Start here: The evening and overnight basics
If you are still up on Friday night, eat a banana before you sleep.
Alcohol depletes potassium and magnesium, and a banana starts replacing both before morning arrives.
Bone broth (made from boiling beef or chicken bones, easy to find at butcheries across the city) is the other underrated fix.
A warm cup before bed delivers sodium, potassium, and glycine, an amino acid that supports liver function overnight.

Coconut water (madafu) works beautifully here too.
It is one of the most effective natural electrolyte drinks available locally, with potassium levels that rival most commercial sports drinks at a fraction of the price.
Saturday morning: Build the recovery plate
Eggs are the centrepiece, and the science backs them up.

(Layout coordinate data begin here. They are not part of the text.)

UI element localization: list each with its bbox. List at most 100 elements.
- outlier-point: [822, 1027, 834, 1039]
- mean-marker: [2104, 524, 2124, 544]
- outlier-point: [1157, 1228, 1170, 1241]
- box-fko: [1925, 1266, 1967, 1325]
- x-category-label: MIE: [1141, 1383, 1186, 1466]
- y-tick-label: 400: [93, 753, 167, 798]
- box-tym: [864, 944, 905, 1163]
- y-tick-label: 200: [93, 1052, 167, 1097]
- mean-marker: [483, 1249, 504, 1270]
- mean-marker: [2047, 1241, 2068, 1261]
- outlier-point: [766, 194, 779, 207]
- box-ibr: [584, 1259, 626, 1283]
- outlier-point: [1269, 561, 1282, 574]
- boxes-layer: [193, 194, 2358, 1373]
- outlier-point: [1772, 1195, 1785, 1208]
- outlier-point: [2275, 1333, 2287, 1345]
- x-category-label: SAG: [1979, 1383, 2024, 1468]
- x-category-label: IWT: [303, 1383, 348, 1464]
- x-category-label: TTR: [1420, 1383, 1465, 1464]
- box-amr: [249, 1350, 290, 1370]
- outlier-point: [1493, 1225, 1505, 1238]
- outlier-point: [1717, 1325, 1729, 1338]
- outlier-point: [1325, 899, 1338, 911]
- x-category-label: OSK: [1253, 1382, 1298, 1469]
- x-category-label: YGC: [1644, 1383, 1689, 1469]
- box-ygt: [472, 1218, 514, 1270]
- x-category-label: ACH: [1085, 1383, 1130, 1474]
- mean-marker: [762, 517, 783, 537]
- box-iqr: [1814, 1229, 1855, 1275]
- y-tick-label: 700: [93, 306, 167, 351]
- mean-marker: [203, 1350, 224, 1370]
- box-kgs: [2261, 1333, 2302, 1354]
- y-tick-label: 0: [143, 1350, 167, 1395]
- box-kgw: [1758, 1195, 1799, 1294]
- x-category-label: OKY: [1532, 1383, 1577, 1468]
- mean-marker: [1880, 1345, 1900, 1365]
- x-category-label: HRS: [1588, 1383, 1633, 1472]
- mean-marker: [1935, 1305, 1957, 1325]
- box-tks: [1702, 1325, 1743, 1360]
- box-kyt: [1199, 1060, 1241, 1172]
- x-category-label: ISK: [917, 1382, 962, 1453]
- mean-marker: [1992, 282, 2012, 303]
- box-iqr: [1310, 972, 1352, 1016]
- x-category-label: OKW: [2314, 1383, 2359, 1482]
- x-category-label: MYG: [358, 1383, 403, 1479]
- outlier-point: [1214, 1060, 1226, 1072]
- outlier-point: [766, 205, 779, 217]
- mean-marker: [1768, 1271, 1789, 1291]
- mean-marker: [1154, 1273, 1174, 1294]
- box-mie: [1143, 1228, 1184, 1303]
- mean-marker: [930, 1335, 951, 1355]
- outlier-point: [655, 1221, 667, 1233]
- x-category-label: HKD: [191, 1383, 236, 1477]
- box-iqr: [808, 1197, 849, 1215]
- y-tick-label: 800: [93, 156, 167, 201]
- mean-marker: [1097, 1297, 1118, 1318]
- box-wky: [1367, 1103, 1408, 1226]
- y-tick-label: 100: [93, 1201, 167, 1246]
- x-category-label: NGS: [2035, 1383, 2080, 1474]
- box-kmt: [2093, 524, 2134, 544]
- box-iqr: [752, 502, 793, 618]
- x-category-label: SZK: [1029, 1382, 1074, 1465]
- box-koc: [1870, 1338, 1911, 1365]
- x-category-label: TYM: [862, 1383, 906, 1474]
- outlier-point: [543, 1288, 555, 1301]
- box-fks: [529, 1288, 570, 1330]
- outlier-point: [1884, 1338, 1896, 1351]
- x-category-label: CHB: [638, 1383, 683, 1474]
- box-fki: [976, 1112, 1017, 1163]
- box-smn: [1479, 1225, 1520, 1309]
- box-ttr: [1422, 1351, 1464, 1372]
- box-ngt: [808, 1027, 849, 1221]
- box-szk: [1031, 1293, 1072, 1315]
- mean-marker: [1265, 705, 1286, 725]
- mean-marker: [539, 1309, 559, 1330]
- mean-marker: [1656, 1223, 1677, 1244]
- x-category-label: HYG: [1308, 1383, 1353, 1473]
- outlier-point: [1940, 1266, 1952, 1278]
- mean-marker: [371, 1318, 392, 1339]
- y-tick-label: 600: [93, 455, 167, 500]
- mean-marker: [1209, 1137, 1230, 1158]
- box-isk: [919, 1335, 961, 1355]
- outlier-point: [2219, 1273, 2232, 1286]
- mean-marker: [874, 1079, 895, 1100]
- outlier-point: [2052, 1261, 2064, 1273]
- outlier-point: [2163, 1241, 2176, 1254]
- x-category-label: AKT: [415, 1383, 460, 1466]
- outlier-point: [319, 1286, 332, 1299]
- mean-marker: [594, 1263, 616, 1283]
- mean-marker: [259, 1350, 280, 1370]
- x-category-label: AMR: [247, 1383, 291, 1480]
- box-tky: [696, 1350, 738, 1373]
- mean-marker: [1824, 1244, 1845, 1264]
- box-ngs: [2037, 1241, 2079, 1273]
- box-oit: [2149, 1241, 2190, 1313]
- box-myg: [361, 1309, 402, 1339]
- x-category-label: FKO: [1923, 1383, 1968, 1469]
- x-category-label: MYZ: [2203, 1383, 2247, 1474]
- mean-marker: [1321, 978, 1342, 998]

A 2023 study published in Antioxidants by researchers at Korea University found that cysteine (an amino acid that eggs are particularly rich in) “improved alcohol-induced behaviour more effectively than the individual compounds” when it works alongside glutathione to break down acetaldehyde in the body.

Your liver uses cysteine to produce glutathione, its primary detox antioxidant, so two scrambled or boiled eggs on a Saturday morning are doing serious work.
Add avocado to the plate. Its healthy fats slow digestion and help stabilise blood sugar, which alcohol disrupts heavily, and its potassium content keeps working where the banana left off the night before.
A glass of coconut water alongside it and you have covered electrolytes, amino acids, and liver support in a single meal.
Eat slowly and drink water between bites. Give your liver the tools it needs to finish the job.